By WWII, mass-production had become rampant, mostly to accommodate for fabric restrictions placed on consumers, and to appeal to the middle class. Suddenly, manufacturers were able to create and make their own clothing, without needing the skill and depth of individual sewer and design teams. In a move that has become familiar to our historical arc, production at this level began to evolve, and soon dispersed into low-wage countries to boost manufacturing profits.
Nowadays, we see store after store filled with synthetic materials meant to adorn our bodies. Women and children in other countries are often forced to create these clothes for our benefit, for literal cents. The cost of human capital, mixed with the environmental impact has brought to the surface just how important it is to support sustainable, small-batch production as we move toward more environmental protections and improved sustainable futures.
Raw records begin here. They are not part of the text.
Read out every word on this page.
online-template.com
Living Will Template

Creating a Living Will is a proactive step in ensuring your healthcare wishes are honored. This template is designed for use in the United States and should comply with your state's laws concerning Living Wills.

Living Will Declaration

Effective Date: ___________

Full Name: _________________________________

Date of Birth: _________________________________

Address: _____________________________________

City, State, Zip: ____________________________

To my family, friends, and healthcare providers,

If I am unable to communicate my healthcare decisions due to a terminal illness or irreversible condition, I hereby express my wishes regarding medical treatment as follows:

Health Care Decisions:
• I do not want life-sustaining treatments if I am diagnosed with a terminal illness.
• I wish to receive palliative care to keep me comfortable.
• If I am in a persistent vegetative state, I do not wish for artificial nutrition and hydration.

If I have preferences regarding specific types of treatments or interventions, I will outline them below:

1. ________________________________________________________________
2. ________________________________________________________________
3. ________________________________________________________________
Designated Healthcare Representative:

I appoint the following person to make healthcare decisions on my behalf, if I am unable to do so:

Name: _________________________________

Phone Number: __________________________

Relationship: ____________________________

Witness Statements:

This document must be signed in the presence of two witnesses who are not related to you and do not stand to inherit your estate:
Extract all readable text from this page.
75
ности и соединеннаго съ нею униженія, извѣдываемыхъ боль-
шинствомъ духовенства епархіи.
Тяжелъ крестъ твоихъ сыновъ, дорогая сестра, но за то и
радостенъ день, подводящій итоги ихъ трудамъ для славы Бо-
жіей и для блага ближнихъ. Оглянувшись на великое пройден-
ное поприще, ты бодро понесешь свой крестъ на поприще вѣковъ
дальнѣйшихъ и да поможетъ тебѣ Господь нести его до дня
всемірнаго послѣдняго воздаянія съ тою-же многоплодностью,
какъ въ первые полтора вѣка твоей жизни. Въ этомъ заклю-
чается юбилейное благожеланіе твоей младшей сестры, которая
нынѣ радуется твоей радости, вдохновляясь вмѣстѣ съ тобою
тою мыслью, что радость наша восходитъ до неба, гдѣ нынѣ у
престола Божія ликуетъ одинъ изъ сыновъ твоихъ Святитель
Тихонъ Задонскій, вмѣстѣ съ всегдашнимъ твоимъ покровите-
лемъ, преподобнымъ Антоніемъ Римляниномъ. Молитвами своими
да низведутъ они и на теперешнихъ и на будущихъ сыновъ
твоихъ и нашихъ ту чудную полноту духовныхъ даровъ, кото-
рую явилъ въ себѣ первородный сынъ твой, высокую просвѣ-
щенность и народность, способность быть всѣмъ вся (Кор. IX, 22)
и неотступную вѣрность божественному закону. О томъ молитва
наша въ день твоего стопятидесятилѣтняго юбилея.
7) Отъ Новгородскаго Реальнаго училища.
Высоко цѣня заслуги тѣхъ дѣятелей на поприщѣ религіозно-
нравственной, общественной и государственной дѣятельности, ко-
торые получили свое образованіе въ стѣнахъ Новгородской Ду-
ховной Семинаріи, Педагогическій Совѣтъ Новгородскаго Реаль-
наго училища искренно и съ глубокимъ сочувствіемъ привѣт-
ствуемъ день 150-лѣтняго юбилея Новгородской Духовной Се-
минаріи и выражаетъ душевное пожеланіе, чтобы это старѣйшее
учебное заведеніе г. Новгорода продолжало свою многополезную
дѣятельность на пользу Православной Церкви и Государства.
Now it’s your turn! What else can you learn about mindful clothing production or the fashion industry as a whole? Learning more about these topics will make you a smarter consumer, and will help relieve any guilt you may have about spending a few extra dollars to support a local retailer in need!
Show Us Your Style!
With Edmonton’s own Western Canada Fashion Week postponed until September, it’s time to bring the runway online and show us how you’re rocking the latest Edmonton styles and breaking new ground in the fashion industry. Elevate the brands of the local designers you love (we’re OBVIOUSLY dying for Shakatell, LUXX, and M.O.B.I.L.I.Z.E. right now), or give the local fashionista in your life a shoutout!
This may also be your chance to give voice to some of the humanitarian issues surrounding not only childhood textile labour and environmental sustainability, but other issues like cultural appropriation in fashion. If you have some special insight, or want to share a personal experience you had with fast fashion or unsustainable fashion practices, now’s the time to make yourself heard.
And if you learned something new about Edmonton fashion today, or purchased a great new item for yourself or a friend, we want to hear about it! Be sure to use our hashtag for all of your fashion-forward posting today, at #LocalGoodnessYEG.